Here's the basic code for compression, which works just fine, and is almost exactly the same as the decompression method with the names swapped:
public long Compress(Stream inp, Stream outp)
{
byte[] buf = new byte[BUF_SIZE];
long nBytes = 0;
// Compress the contents of the input file
outp = new DeflateStream(outp, CompressionMode.Compress);
for (;;)
{
int len;
// Read a data block from the input stream
len = inp.Read(buf, 0, buf.Length);
if (len <= 0)
break;
// Write the data block to the compressed output stream
outp.Write(buf, 0, len);
nBytes += len;
}
// Done
outp.Flush();
return nBytes;
}
Solved
After seeing the correct solution, the constructor statement should be changed to:
inp = new DeflateStream(inp, CompressionMode.Decompress, true);
which keeps the underlying input stream open, and the following line needs to be added following the inp.Flush() call:
inp.Close();
The Close() calls forces the deflater stream to flush its internal buffers. The true flag prevents it from closing the underlying stream, which is closed later in Main(). The same changes should also be made to the Compress() method.
In your decompress method, are reassigning inp to a new Stream (a deflate stream). You never close that Deflate stream, but you do close the underlying file stream in Main(). A similar thing is going on in the compress method.
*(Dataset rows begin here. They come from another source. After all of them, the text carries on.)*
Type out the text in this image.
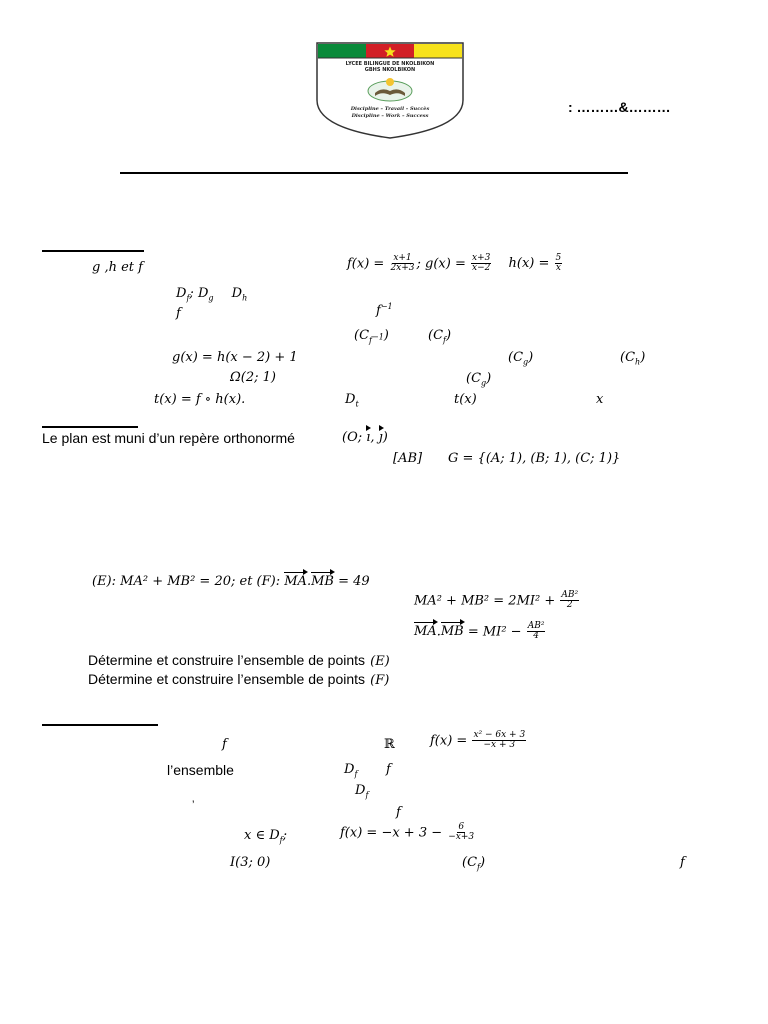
LYCEE BILINGUE DE NKOLBIKON
GBHS NKOLBIKON
Discipline – Travail – Succès
Discipline – Work – Success
: ………&………
g ,h et f	$f(x) = \frac{x+1}{2x+3}$ ; $g(x) = \frac{x+3}{x-2} h(x) = \frac{5}{x}$
$D_f$; $D_g$ $D_h$
f	$f^{-1}$
$(C_{f^{-1}})$	$(C_f)$
g(x) = h(x − 2) + 1	$(C_g)$	$(C_h)$
Ω(2; 1)	$(C_g)$
t(x) = f ∘ h(x).	$D_t$	t(x)	x
Le plan est muni d’un repère orthonormé	(O; ı, ȷ)
[AB] G = {(A; 1), (B; 1), (C; 1)}
(E): MA² + MB² = 20; et (F): MA.MB = 49
$MA^2 + MB^2 = 2MI^2 + \frac{\text{AB²}}{2}$
$MA.MB = MI^2 - \frac{\text{AB²}}{4}$
Détermine et construire l’ensemble de points (E)
Détermine et construire l’ensemble de points (F)
f	ℝ	$f(x) = \frac{\text{x² − 6x + 3}}{-x + 3}$
l’ensemble	$D_f$ f
$D_f$
’	f
x ∈ $D_f$;	$f(x) = -x + 3 - \frac{6}{-x+3}$
I(3; 0)	$(C_f)$	f
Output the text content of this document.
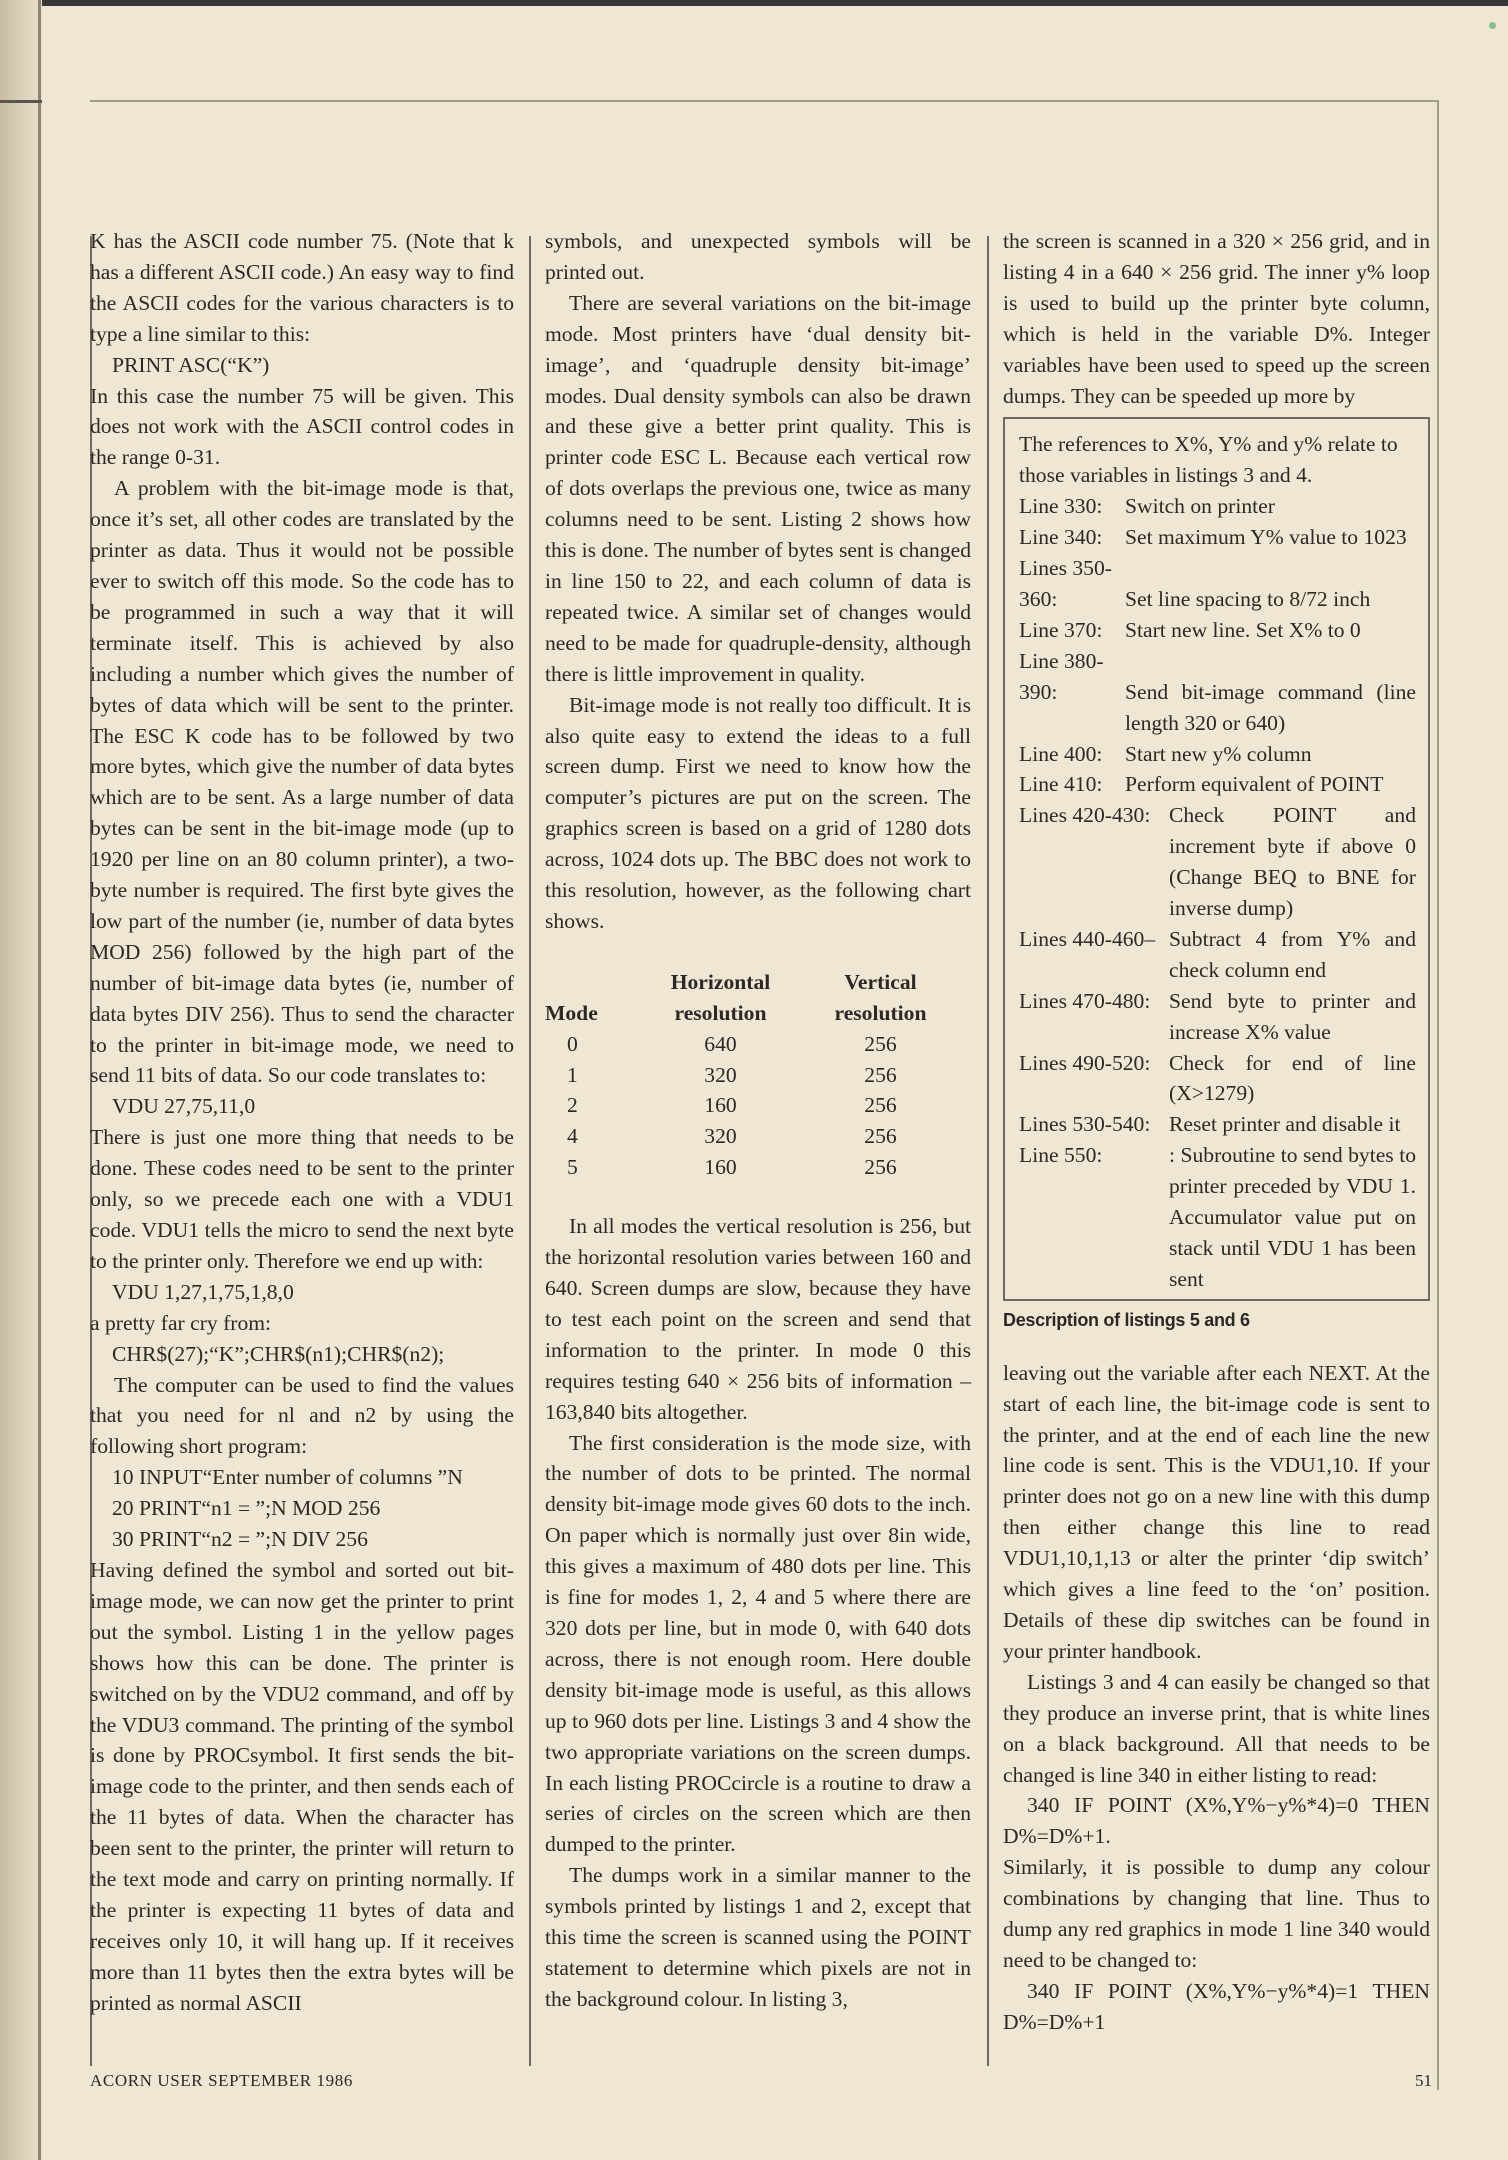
K has the ASCII code number 75. (Note that k has a different ASCII code.) An easy way to find the ASCII codes for the various characters is to type a line similar to this:

PRINT ASC(“K”)

In this case the number 75 will be given. This does not work with the ASCII control codes in the range 0-31.

A problem with the bit-image mode is that, once it’s set, all other codes are translated by the printer as data. Thus it would not be possible ever to switch off this mode. So the code has to be programmed in such a way that it will terminate itself. This is achieved by also including a number which gives the number of bytes of data which will be sent to the printer. The ESC K code has to be followed by two more bytes, which give the number of data bytes which are to be sent. As a large number of data bytes can be sent in the bit-image mode (up to 1920 per line on an 80 column printer), a two-byte number is required. The first byte gives the low part of the number (ie, number of data bytes MOD 256) followed by the high part of the number of bit-image data bytes (ie, number of data bytes DIV 256). Thus to send the character to the printer in bit-image mode, we need to send 11 bits of data. So our code translates to:

VDU 27,75,11,0

There is just one more thing that needs to be done. These codes need to be sent to the printer only, so we precede each one with a VDU1 code. VDU1 tells the micro to send the next byte to the printer only. Therefore we end up with:

VDU 1,27,1,75,1,8,0

a pretty far cry from:

CHR$(27);“K”;CHR$(n1);CHR$(n2);

The computer can be used to find the values that you need for nl and n2 by using the following short program:

10 INPUT“Enter number of columns ”N

20 PRINT“n1 = ”;N MOD 256

30 PRINT“n2 = ”;N DIV 256

Having defined the symbol and sorted out bit-image mode, we can now get the printer to print out the symbol. Listing 1 in the yellow pages shows how this can be done. The printer is switched on by the VDU2 command, and off by the VDU3 command. The printing of the symbol is done by PROCsymbol. It first sends the bit-image code to the printer, and then sends each of the 11 bytes of data. When the character has been sent to the printer, the printer will return to the text mode and carry on printing normally. If the printer is expecting 11 bytes of data and receives only 10, it will hang up. If it receives more than 11 bytes then the extra bytes will be printed as normal ASCII

symbols, and unexpected symbols will be printed out.

There are several variations on the bit-image mode. Most printers have ‘dual density bit-image’, and ‘quadruple density bit-image’ modes. Dual density symbols can also be drawn and these give a better print quality. This is printer code ESC L. Because each vertical row of dots overlaps the previous one, twice as many columns need to be sent. Listing 2 shows how this is done. The number of bytes sent is changed in line 150 to 22, and each column of data is repeated twice. A similar set of changes would need to be made for quadruple-density, although there is little improvement in quality.

Bit-image mode is not really too difficult. It is also quite easy to extend the ideas to a full screen dump. First we need to know how the computer’s pictures are put on the screen. The graphics screen is based on a grid of 1280 dots across, 1024 dots up. The BBC does not work to this resolution, however, as the following chart shows.

Mode	Horizontal resolution	Vertical resolution
0	640	256
1	320	256
2	160	256
4	320	256
5	160	256

In all modes the vertical resolution is 256, but the horizontal resolution varies between 160 and 640. Screen dumps are slow, because they have to test each point on the screen and send that information to the printer. In mode 0 this requires testing 640 × 256 bits of information – 163,840 bits altogether.

The first consideration is the mode size, with the number of dots to be printed. The normal density bit-image mode gives 60 dots to the inch. On paper which is normally just over 8in wide, this gives a maximum of 480 dots per line. This is fine for modes 1, 2, 4 and 5 where there are 320 dots per line, but in mode 0, with 640 dots across, there is not enough room. Here double density bit-image mode is useful, as this allows up to 960 dots per line. Listings 3 and 4 show the two appropriate variations on the screen dumps. In each listing PROCcircle is a routine to draw a series of circles on the screen which are then dumped to the printer.

The dumps work in a similar manner to the symbols printed by listings 1 and 2, except that this time the screen is scanned using the POINT statement to determine which pixels are not in the background colour. In listing 3,

the screen is scanned in a 320 × 256 grid, and in listing 4 in a 640 × 256 grid. The inner y% loop is used to build up the printer byte column, which is held in the variable D%. Integer variables have been used to speed up the screen dumps. They can be speeded up more by

The references to X%, Y% and y% relate to those variables in listings 3 and 4.

Line 330:	Switch on printer
Line 340:	Set maximum Y% value to 1023
Lines 350-
360:	Set line spacing to 8/72 inch
Line 370:	Start new line. Set X% to 0
Line 380-
390:	Send bit-image command (line length 320 or 640)
Line 400:	Start new y% column
Line 410:	Perform equivalent of POINT
Lines 420-430: Check POINT and increment byte if above 0 (Change BEQ to BNE for inverse dump)
Lines 440-460– Subtract 4 from Y% and check column end
Lines 470-480: Send byte to printer and increase X% value
Lines 490-520: Check for end of line (X>1279)
Lines 530-540: Reset printer and disable it
Line 550:	: Subroutine to send bytes to printer preceded by VDU 1. Accumulator value put on stack until VDU 1 has been sent
Description of listings 5 and 6

leaving out the variable after each NEXT. At the start of each line, the bit-image code is sent to the printer, and at the end of each line the new line code is sent. This is the VDU1,10. If your printer does not go on a new line with this dump then either change this line to read VDU1,10,1,13 or alter the printer ‘dip switch’ which gives a line feed to the ‘on’ position. Details of these dip switches can be found in your printer handbook.

Listings 3 and 4 can easily be changed so that they produce an inverse print, that is white lines on a black background. All that needs to be changed is line 340 in either listing to read:

340 IF POINT (X%,Y%−y%*4)=0 THEN D%=D%+1.

Similarly, it is possible to dump any colour combinations by changing that line. Thus to dump any red graphics in mode 1 line 340 would need to be changed to:

340 IF POINT (X%,Y%−y%*4)=1 THEN D%=D%+1

ACORN USER SEPTEMBER 1986	51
I think that the problem is that the underlying file stream is being closed before the deflate stream's finalizers are automatically closing them.
I added 1 line of code to your Decompress and Compress methods:
inp.Close() // to the Decompressmehtod
outp.Close() // to the compress method.
a better practice would be to enclose the streams in a using clause.
Here's an alternative way to write your Decompress method (I tested, and it works)
public static long Decompress(Stream inp, Stream outp)
{
byte[] buf = new byte[BUF_SIZE];
long nBytes = 0;
// Decompress the contents of the input file
using (inp = new DeflateStream(inp, CompressionMode.Decompress))
{
int len;
while ((len = inp.Read(buf, 0, buf.Length)) > 0)
{
// Write the data block to the decompressed output stream
outp.Write(buf, 0, len);
nBytes += len;
}
}
// Done
return nBytes;
}
I had the same problem with GZipStream, Since we had the original length stored I had to re-write the code to only read the number of bytes expected in the original file.
Hopefully I'm about to learn that there was a better answer (fingers crossed).